Garden Club of Chester, New Jersey

Biologists have resurrected a 30,000-year-old plant, cultivating it from fruit seed tissue recovered from frozen sediment in Siberia. The plant is by far the oldest to be brought back from the dead. Previously, the two record holders were 1,200-year-old sacred lotus, Nelumbo nucifera, recovered in China and 2,000-year-old date palm from Israel.
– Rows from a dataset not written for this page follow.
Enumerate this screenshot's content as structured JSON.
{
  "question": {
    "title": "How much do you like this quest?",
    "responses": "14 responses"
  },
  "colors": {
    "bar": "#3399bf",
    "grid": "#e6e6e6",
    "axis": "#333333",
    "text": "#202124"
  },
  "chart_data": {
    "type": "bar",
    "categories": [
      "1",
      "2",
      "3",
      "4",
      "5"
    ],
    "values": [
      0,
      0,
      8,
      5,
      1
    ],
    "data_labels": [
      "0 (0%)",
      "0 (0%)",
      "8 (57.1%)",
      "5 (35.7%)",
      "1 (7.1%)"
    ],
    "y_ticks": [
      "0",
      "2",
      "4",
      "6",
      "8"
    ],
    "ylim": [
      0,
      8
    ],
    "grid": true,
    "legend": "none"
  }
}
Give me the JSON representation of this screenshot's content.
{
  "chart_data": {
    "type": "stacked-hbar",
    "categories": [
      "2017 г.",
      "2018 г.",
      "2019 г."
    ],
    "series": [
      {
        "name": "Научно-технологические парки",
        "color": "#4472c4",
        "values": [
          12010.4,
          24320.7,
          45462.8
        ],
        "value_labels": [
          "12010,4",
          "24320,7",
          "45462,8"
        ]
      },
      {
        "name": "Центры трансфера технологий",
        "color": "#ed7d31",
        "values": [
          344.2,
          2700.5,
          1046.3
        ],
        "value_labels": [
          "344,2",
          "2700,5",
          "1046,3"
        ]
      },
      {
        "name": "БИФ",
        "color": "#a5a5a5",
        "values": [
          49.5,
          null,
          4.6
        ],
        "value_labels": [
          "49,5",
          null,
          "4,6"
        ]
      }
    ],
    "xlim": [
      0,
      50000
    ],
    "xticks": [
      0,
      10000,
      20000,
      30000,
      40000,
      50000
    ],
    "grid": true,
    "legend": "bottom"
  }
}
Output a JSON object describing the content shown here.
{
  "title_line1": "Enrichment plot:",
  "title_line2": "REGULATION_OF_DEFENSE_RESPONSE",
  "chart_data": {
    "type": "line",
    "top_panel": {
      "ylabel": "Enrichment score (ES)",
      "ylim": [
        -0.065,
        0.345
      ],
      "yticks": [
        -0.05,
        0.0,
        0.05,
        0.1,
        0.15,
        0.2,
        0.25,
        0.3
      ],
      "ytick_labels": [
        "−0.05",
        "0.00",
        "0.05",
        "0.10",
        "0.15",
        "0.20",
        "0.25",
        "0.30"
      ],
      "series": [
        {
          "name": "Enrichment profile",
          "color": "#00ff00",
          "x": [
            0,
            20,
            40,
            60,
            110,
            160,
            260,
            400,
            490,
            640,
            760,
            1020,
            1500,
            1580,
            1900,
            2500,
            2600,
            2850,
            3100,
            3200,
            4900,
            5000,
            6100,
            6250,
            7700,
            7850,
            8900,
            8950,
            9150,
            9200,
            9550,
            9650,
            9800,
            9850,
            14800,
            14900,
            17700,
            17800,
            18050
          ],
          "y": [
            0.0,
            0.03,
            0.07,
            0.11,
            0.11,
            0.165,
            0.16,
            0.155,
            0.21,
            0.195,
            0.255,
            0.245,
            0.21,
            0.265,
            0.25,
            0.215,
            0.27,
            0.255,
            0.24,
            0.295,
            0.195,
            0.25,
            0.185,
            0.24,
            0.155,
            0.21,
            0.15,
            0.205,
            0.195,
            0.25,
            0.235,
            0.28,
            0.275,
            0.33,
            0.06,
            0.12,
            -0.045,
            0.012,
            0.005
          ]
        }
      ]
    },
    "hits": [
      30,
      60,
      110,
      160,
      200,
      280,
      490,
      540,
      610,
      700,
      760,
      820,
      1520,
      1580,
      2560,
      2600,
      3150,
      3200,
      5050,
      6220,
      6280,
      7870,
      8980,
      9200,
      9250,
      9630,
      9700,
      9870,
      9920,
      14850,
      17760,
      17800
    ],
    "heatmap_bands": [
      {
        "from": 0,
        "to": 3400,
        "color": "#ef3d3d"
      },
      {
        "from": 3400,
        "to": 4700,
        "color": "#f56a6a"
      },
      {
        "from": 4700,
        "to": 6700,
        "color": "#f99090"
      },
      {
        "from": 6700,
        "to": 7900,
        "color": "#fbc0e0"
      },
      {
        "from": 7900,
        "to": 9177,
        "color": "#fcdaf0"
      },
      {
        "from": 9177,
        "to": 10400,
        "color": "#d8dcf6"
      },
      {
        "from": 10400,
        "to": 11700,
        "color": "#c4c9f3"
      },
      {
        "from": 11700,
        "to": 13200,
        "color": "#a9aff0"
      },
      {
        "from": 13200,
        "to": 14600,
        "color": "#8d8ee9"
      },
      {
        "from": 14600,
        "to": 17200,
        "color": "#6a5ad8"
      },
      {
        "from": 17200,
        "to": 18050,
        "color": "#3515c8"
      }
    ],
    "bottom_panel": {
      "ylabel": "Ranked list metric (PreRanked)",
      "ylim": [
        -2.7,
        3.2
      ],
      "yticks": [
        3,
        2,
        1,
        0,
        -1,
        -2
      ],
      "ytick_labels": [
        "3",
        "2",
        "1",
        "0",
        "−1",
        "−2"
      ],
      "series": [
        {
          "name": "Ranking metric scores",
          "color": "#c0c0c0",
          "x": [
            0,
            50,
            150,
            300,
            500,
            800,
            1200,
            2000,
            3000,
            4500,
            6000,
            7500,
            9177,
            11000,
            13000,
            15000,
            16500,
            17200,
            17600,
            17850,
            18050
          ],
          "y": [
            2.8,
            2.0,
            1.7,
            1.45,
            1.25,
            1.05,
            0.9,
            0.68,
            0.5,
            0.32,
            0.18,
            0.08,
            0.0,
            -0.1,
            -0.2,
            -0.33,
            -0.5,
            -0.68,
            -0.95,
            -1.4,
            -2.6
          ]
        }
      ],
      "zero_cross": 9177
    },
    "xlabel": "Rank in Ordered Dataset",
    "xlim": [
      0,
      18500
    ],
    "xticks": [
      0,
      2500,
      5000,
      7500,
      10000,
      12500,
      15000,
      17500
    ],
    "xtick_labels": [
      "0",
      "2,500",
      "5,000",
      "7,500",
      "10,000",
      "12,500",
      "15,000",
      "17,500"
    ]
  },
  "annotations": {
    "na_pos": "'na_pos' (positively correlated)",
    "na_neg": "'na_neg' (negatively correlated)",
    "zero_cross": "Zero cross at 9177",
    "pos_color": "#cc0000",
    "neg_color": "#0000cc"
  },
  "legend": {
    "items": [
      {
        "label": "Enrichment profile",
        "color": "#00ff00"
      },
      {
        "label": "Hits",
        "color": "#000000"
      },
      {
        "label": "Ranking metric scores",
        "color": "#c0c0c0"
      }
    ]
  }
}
The late David Gilichinsky from the Soil Cryology Laboratory in Moscow, Russia, and colleagues recovered the fruits of the Ice Age flowering plant, Silene stenophylla, from a fossilized squirrel burrow in frozen sediments near the Kolyma river in north-east Siberia. Radiocarbon dating of the fruit suggests the squirrel stashed it around 31,800 years ago, just before the ice rolled in. The burrows were located 125 feet below the present surface in layers containing bones of large mammals, such as mammoth, woolly rhinoceros, bison, horse and deer.
By applying growth hormones to the fruit and immature seed tissue, Gilichinsky and his colleagues managed to stimulate cell division and ultimately produce a flowering plant. Unfortunately, ripe seeds found in the same burrow did not sprout. The scientists believe that the cells didn't lose their ability to divide because of their high sugar level.
The ancient plant looks similar to the modern day S. stenophylla. However, the modern version has larger and more serrated petals and larger seeds. The resurrected plant also has female and male flowers.
Studying these differences will reveal how the plant has evolved since the last Ice Age.